L'emendamento al Dl Covid, che prevede l'apertura da parte dell'Agcom di un'indagine sulle partecipazioni incrociate tra media e tlc, è stato oggetto, secondo quanto si apprende, di una telefonata tra il ministro dell'Economia, Roberto Gualtieri e l'amministratore delegato di Vivendi, Arnaud de Puyfontaine. La media company francese, direttamente interessata dall'emendamento che deve ancora essere approvato alla Camera, è infatti azionista sia di Telecom Italia sia di Mediaset. Il gruppo ha anche scritto al Governo e a alla Commissione per protestare contro l'emendamento da alcuni chiamato Salva Mediaset.
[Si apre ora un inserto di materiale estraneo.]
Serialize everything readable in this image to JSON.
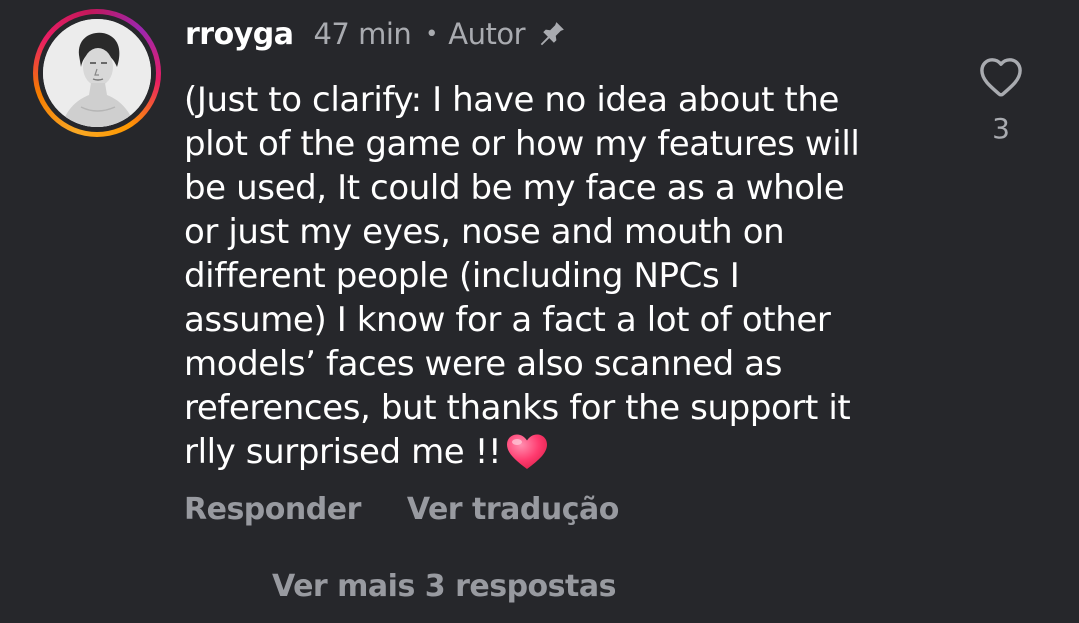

"L'emendamento - si legge nella lettera al Governo italiano in possesso di Radiocor - cerca di perpetuare restrizioni sproporzionate, discriminatorie e non necessarie che la sentenza della Corte Ue ha ritenuto contrarie all'articolo 49 del Trattato di funzionamento della Ue, piegando all'interesse di una parte privata il processo legislativo". Inoltre, "l'emendamento porta Agcom a rivedere le partecipazioni rilevanti 'reintroducendo restrizioni sproporzionate alla liberta' di stabilimento in violazione al giudizio' della Corte Ue".

Dà, inoltre, "origine a un trattamento discriminatorio nei confronti delle aziende attive nel settore delle comunicazioni elettroniche e dei loro azionisti, nuovamente in violazione del giudizio" della Ue. L'emendamento "è chiaramente inutile, al fine di evitare un possibile danno al pluralismo dei media, anche alla luce delle disposizioni del Tusmar che gia' consentono all'Agcom di intervenire sulle concentrazioni e le posizioni dominanti che influenzano il pluralismo".
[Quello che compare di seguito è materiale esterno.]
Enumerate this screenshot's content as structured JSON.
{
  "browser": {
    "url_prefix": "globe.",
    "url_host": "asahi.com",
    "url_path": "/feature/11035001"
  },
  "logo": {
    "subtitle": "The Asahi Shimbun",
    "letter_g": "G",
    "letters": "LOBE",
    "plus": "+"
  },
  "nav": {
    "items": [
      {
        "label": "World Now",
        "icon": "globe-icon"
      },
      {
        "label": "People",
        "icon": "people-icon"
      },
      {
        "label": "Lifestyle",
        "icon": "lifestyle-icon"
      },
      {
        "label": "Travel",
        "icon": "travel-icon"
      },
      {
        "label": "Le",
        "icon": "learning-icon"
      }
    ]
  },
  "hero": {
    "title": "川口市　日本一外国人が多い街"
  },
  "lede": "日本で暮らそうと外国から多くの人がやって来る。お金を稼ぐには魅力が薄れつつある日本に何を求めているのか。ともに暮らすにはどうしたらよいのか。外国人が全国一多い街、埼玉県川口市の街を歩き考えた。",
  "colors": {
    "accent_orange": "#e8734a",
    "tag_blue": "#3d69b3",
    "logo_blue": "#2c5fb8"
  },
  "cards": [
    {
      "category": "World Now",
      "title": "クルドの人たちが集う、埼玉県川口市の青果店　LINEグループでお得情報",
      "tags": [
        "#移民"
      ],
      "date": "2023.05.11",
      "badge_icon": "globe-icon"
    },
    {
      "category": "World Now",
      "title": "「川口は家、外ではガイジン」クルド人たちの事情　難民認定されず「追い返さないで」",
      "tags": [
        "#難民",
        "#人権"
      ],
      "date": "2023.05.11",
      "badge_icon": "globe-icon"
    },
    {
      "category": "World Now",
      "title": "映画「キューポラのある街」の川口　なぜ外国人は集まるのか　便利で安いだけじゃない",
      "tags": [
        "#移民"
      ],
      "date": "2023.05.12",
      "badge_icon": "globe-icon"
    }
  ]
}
Inoltre espone Vivendi a "oneri procedurali ingiustificati" e a "un lungo periodo di incertezza legale". In piu' la norma "autorizza Agcom, in base alla sua discrezione, a privare ancora Vivendi del pieno godimento dei propri diritti di proprieta'". La lettera e' indirizzata al presidente del consiglio, Giuseppe Conte, al ministro dell'economia, Roberto Gualtieri, e al ministro dello Sviluppo economico, Stefano Patuanelli.

Nella lettera al Governo italiano, i cui contenuti sono stati anticipati sabato dal Sole 24 Ore, si legge inoltre che l'emendamento "viola i principi della legalita' e della certezza legale e i diritti della proprieta' che sono protetti dalla legge europea e dalle convenzioni internazionali". Infine, Vivendi nota che l'emendamento e' "incompatibile con la Costituzione italiana perche' non rispetta i requisiti della necessita' e dell'urgenza per l'adozione di un decreto legge e i principi ben noti dell'uniformita' dei decreti legge". "La situazione di incertezza legale - prosegue la missiva-, che l'emendamento genera, scoraggia gli investimenti internazionali che potrebbero contribuire allo sviluppo economico del Paese".
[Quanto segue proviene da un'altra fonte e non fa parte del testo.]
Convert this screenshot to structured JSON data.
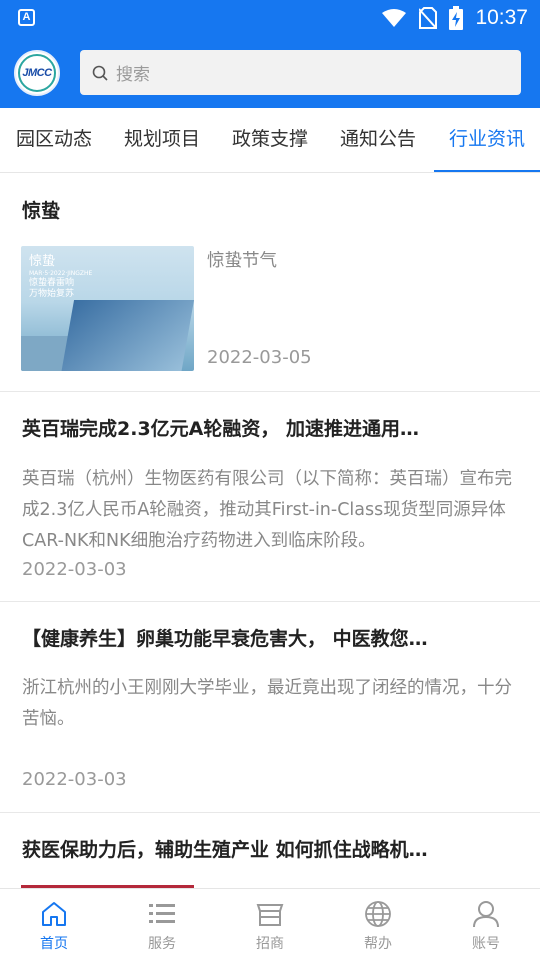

Vivendi e' "un investitore strategico nell'economia italiana e ha sempre agito in una maniera consistente in sinergia con l'interesse pubblico italiano. Si aspetta che le autorita' italiane in maniera imparziale sostengano il ruolo della legge e il rispetto dei diritti che sono protetti dalla legge europea e dalla Costituzione". Con l'adozione dell'emendamento, Vivendi non avrebbe altra scelta, "nel senso di preservare i suoi diritti e i suoi interessi legittimi, con una denuncia formale alla Commissione europea". Per tutte queste ragioni, Vivendi "ha fiducia nel fatto che le autorita' italiane riconsidereranno la loro decisione".